The questionnaire, sent out with the Bar Council's newsletter, Bar News, prompted 50 replies within a week, with more arriving as The Lawyer went to press.

The answers will help the Bar Council's Bar services & IT committee devise a series of tutorials on issues such as electronic libraries, video conferencing, e-mail and the Internet, litigation support, document scanning, creating a Web site, spreadsheets and databases.

"The response to the questionnaire has been completely overwhelming," said Owen Davies, committee vice-chair.

"One typical response was from a person who had owned a computer for three years yet not learned to use it."

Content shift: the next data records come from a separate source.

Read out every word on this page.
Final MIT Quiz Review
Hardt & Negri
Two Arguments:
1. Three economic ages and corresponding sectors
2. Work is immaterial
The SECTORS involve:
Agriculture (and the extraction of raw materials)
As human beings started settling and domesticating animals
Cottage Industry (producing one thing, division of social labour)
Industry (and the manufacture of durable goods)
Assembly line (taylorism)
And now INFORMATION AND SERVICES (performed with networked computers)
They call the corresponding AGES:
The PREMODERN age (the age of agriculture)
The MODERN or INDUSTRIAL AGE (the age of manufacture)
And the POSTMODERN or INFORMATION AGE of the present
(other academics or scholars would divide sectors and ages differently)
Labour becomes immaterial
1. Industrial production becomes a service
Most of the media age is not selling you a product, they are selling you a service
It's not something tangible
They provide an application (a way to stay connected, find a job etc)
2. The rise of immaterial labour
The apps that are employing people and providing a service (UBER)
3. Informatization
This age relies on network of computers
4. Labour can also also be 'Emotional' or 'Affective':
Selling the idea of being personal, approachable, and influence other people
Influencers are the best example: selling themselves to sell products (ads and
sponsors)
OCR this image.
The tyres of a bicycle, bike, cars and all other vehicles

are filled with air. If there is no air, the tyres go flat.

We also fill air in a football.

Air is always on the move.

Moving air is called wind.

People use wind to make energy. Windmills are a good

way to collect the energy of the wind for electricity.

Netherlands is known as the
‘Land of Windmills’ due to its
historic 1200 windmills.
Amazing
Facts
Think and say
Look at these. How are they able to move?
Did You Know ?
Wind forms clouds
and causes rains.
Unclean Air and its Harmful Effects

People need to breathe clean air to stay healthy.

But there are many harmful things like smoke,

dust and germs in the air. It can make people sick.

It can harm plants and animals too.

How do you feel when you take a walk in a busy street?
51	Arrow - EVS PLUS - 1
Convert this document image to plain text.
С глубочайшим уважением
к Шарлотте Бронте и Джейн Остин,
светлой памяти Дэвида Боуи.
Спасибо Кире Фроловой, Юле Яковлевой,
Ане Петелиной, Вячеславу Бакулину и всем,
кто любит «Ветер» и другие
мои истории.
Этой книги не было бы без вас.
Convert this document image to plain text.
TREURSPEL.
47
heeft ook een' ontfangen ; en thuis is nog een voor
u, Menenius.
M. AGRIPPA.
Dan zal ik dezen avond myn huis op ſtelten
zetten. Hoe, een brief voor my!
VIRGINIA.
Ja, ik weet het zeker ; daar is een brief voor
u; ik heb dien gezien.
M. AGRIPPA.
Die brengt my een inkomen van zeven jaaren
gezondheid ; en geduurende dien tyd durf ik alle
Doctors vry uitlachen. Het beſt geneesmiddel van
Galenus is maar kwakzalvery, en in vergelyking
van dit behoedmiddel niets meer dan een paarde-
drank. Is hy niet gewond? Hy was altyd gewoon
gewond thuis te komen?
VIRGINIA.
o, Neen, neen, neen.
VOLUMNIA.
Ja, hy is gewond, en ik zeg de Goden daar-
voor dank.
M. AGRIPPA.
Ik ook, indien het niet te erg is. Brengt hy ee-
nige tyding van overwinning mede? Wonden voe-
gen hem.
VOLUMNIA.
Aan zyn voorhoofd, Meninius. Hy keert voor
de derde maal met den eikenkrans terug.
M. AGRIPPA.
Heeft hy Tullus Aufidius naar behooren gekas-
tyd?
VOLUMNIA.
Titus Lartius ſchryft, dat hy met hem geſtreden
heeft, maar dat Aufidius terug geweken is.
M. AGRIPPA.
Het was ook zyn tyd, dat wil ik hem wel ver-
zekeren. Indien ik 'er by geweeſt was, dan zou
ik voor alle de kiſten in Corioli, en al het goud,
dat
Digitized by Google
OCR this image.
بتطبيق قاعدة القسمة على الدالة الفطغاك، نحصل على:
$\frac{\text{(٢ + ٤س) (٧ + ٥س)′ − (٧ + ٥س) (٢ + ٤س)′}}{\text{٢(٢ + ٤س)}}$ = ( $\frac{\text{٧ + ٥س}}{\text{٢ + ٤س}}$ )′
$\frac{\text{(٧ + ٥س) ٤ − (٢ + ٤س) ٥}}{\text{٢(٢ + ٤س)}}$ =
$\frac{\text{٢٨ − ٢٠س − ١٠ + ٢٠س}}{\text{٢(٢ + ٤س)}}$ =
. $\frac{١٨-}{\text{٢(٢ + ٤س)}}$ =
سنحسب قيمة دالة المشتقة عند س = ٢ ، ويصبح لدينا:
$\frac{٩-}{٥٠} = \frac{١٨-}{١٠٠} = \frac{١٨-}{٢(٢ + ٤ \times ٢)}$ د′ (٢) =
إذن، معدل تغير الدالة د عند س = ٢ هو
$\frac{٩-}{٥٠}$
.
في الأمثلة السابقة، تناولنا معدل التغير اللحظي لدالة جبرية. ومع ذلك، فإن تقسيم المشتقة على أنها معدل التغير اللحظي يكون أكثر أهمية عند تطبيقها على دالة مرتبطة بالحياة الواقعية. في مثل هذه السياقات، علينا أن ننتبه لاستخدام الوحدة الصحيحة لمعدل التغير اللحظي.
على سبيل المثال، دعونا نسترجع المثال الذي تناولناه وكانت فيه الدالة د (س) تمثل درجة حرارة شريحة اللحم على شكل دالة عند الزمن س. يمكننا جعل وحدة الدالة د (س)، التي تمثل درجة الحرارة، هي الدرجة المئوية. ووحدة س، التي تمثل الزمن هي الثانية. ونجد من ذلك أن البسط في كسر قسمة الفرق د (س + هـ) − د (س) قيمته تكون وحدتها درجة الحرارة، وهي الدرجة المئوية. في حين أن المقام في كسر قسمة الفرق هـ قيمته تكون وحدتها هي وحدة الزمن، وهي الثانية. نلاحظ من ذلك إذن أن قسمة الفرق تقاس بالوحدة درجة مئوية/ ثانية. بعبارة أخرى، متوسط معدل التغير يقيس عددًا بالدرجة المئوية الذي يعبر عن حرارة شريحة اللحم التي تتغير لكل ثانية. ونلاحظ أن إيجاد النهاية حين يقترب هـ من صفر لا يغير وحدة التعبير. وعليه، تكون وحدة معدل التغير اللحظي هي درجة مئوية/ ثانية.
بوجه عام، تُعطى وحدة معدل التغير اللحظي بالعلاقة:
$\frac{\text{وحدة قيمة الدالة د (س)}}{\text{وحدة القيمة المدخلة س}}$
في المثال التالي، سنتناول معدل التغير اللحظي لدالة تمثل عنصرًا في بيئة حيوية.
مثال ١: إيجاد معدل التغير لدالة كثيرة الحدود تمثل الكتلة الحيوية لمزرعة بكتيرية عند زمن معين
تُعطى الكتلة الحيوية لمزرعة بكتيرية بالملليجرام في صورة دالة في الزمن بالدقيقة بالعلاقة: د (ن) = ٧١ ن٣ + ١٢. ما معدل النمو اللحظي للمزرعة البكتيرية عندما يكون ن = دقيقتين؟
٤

Davies added that the committee would prepare the curriculum with help from ex- perienced teachers to ensure a good connection between "computer anoraks and law anoraks".

"There is an obvious need for this service, because the needs of barristers are very particular and because the times of most tutorials are usually out of the question for them," he said. "This will be very much an evening and weekend thing."

Regular evening courses for beginners, short courses for the computer literate, and one-off demonstrations of products are proposed by the committee.

Davies also reiterated calls from the criminal Bar for a thorough network of video conferencing facilities to be installed in prisons.

He said the Home Office was refusing to install the equipment in prisons, and described the Lord Chancellor, Lord Mackay, as "too blinkered and short-sighted to realise that to install this would save legal aid money".

"If I visit a client in prison then I can write that day off because of the time it takes to go there and back," he said.